Correlation Between Rational Special and Catalyst/cifc Floating
Can any of the company-specific risk be diversified away by investing in both Rational Special and Catalyst/cifc Floating at the same time? Although using a correlation coefficient on its own may not help to predict future stock returns, this module helps to understand the diversifiable risk of combining Rational Special and Catalyst/cifc Floating into the same portfolio, which is an essential part of the fundamental portfolio management process.
By analyzing existing cross correlation between Rational Special Situations and Catalystcifc Floating Rate, you can compare the effects of market volatilities on Rational Special and Catalyst/cifc Floating and check how they will diversify away market risk if combined in the same portfolio for a given time horizon. You can also utilize pair trading strategies of matching a long position in Rational Special with a short position of Catalyst/cifc Floating. Check out your portfolio center. Please also check ongoing floating volatility patterns of Rational Special and Catalyst/cifc Floating.
Diversification Opportunities for Rational Special and Catalyst/cifc Floating
0.9 | Correlation Coefficient |
Almost no diversification
The 3 months correlation between Rational and Catalyst/cifc is 0.9. Overlapping area represents the amount of risk that can be diversified away by holding Rational Special Situations and Catalystcifc Floating Rate in the same portfolio, assuming nothing else is changed. The correlation between historical prices or returns on Catalyst/cifc Floating and Rational Special is a relative statistical measure of the degree to which these equity instruments tend to move together. The correlation coefficient measures the extent to which returns on Rational Special Situations are associated (or correlated) with Catalyst/cifc Floating.

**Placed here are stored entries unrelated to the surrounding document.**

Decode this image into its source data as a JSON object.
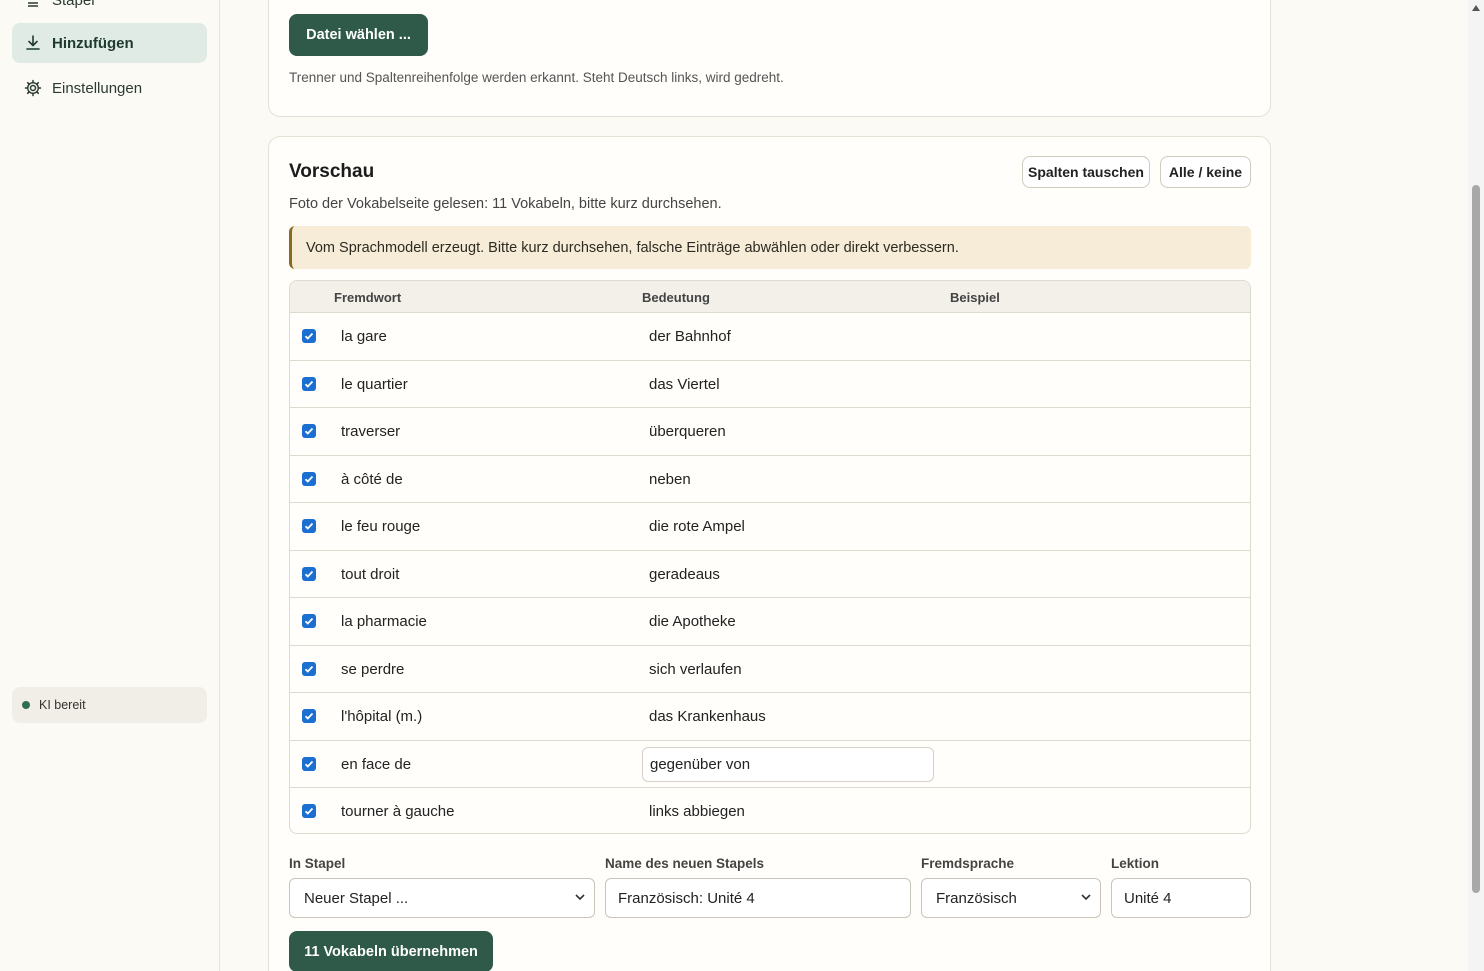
{
  "sidebar": {
    "items": [
      {
        "label": "Stapel",
        "icon": "stack-icon",
        "active": false
      },
      {
        "label": "Hinzufügen",
        "icon": "download-icon",
        "active": true
      },
      {
        "label": "Einstellungen",
        "icon": "gear-icon",
        "active": false
      }
    ],
    "status": {
      "label": "KI bereit",
      "color": "#2f6e4e"
    }
  },
  "import_card": {
    "file_button": "Datei wählen ...",
    "hint": "Trenner und Spaltenreihenfolge werden erkannt. Steht Deutsch links, wird gedreht."
  },
  "preview": {
    "title": "Vorschau",
    "subtitle": "Foto der Vokabelseite gelesen: 11 Vokabeln, bitte kurz durchsehen.",
    "swap_button": "Spalten tauschen",
    "toggle_all_button": "Alle / keine",
    "notice": "Vom Sprachmodell erzeugt. Bitte kurz durchsehen, falsche Einträge abwählen oder direkt verbessern.",
    "columns": [
      "Fremdwort",
      "Bedeutung",
      "Beispiel"
    ],
    "rows": [
      {
        "checked": true,
        "fremdwort": "la gare",
        "bedeutung": "der Bahnhof",
        "beispiel": ""
      },
      {
        "checked": true,
        "fremdwort": "le quartier",
        "bedeutung": "das Viertel",
        "beispiel": ""
      },
      {
        "checked": true,
        "fremdwort": "traverser",
        "bedeutung": "überqueren",
        "beispiel": ""
      },
      {
        "checked": true,
        "fremdwort": "à côté de",
        "bedeutung": "neben",
        "beispiel": ""
      },
      {
        "checked": true,
        "fremdwort": "le feu rouge",
        "bedeutung": "die rote Ampel",
        "beispiel": ""
      },
      {
        "checked": true,
        "fremdwort": "tout droit",
        "bedeutung": "geradeaus",
        "beispiel": ""
      },
      {
        "checked": true,
        "fremdwort": "la pharmacie",
        "bedeutung": "die Apotheke",
        "beispiel": ""
      },
      {
        "checked": true,
        "fremdwort": "se perdre",
        "bedeutung": "sich verlaufen",
        "beispiel": ""
      },
      {
        "checked": true,
        "fremdwort": "l'hôpital (m.)",
        "bedeutung": "das Krankenhaus",
        "beispiel": ""
      },
      {
        "checked": true,
        "fremdwort": "en face de",
        "bedeutung": "gegenüber von",
        "beispiel": "",
        "editing": true
      },
      {
        "checked": true,
        "fremdwort": "tourner à gauche",
        "bedeutung": "links abbiegen",
        "beispiel": ""
      }
    ]
  },
  "form": {
    "stapel_label": "In Stapel",
    "stapel_value": "Neuer Stapel ...",
    "name_label": "Name des neuen Stapels",
    "name_value": "Französisch: Unité 4",
    "sprache_label": "Fremdsprache",
    "sprache_value": "Französisch",
    "lektion_label": "Lektion",
    "lektion_value": "Unité 4",
    "apply_button": "11 Vokabeln übernehmen"
  },
  "colors": {
    "primary": "#2f5a49",
    "checkbox": "#1a6fd1",
    "notice_bg": "#f6ecd8"
  }
}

Values of the correlation coefficient range from -1 to +1, where. The correlation of zero (0) is possible when the price movement of Catalyst/cifc Floating has no effect on the direction of Rational Special i.e., Rational Special and Catalyst/cifc Floating go up and down completely randomly.
Pair Corralation between Rational Special and Catalyst/cifc Floating
Assuming the 90 days horizon Rational Special is expected to generate 2.13 times less return on investment than Catalyst/cifc Floating. But when comparing it to its historical volatility, Rational Special Situations is 1.76 times less risky than Catalyst/cifc Floating. It trades about 0.31 of its potential returns per unit of risk. Catalystcifc Floating Rate is currently generating about 0.37 of returns per unit of risk over similar time horizon. If you would invest 892.00 in Catalystcifc Floating Rate on April 23, 2025 and sell it today you would earn a total of 28.00 from holding Catalystcifc Floating Rate or generate 3.14% return on investment over 90 days.

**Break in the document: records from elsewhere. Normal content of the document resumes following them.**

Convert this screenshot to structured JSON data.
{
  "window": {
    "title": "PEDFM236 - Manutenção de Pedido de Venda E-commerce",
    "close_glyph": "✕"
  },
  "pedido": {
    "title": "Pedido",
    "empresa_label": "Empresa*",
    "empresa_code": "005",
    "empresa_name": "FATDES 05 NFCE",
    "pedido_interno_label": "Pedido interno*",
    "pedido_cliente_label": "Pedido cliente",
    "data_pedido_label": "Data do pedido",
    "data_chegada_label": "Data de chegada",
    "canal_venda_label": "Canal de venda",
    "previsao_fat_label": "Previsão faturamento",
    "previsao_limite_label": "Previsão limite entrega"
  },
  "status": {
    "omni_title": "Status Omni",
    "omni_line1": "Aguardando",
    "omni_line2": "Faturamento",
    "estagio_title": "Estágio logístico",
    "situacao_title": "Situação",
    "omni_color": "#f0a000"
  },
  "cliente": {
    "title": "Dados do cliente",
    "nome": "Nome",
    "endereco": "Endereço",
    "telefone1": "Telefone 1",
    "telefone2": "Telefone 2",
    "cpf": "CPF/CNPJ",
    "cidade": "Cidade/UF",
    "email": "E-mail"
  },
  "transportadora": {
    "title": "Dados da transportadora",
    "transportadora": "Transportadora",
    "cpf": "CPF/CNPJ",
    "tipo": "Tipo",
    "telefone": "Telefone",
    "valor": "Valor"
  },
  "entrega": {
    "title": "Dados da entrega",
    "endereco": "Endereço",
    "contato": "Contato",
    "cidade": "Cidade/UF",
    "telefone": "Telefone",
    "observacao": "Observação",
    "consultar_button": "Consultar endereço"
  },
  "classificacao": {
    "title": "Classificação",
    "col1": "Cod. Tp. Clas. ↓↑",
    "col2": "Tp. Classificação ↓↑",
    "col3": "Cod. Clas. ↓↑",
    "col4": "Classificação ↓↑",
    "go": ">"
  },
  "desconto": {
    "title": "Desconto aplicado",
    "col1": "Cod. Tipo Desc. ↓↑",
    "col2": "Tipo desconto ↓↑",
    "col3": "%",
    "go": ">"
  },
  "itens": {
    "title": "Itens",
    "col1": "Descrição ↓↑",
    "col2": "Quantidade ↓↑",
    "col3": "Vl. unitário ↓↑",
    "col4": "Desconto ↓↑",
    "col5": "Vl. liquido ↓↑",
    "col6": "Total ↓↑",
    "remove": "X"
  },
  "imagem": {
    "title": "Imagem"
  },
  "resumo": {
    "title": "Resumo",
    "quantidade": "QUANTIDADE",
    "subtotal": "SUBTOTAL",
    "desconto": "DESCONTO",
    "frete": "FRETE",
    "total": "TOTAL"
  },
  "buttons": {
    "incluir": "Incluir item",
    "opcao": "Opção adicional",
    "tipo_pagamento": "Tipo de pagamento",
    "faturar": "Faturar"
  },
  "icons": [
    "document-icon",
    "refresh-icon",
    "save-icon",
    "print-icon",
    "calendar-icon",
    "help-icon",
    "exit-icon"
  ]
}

Time Period | 3 Months [change] |
Direction | Moves Together |
Strength | Very Strong |
Accuracy | 100.0% |
Values | Daily Returns |
Rational Special Situations vs. Catalystcifc Floating Rate
Performance |
Timeline |
Rational Special Sit |
Catalyst/cifc Floating |
Rational Special and Catalyst/cifc Floating Volatility Contrast
Predicted Return Density |
Returns |
Pair Trading with Rational Special and Catalyst/cifc Floating
The main advantage of trading using opposite Rational Special and Catalyst/cifc Floating positions is that it hedges away some unsystematic risk. Because of two separate transactions, even if Rational Special position performs unexpectedly, Catalyst/cifc Floating can make up some of the losses. Pair trading also minimizes risk from directional movements in the market. For example, if an entire industry or sector drops because of unexpected headlines, the short position in Catalyst/cifc Floating will offset losses from the drop in Catalyst/cifc Floating's long position.Rational Special vs. Barings High Yield | Rational Special vs. Metropolitan West High | Rational Special vs. Ab High Income | Rational Special vs. Virtus High Yield |
Check out your portfolio center.Note that this page's information should be used as a complementary analysis to find the right mix of equity instruments to add to your existing portfolios or create a brand new portfolio. You can also try the Premium Stories module to follow Macroaxis premium stories from verified contributors across different equity types, categories and coverage scope.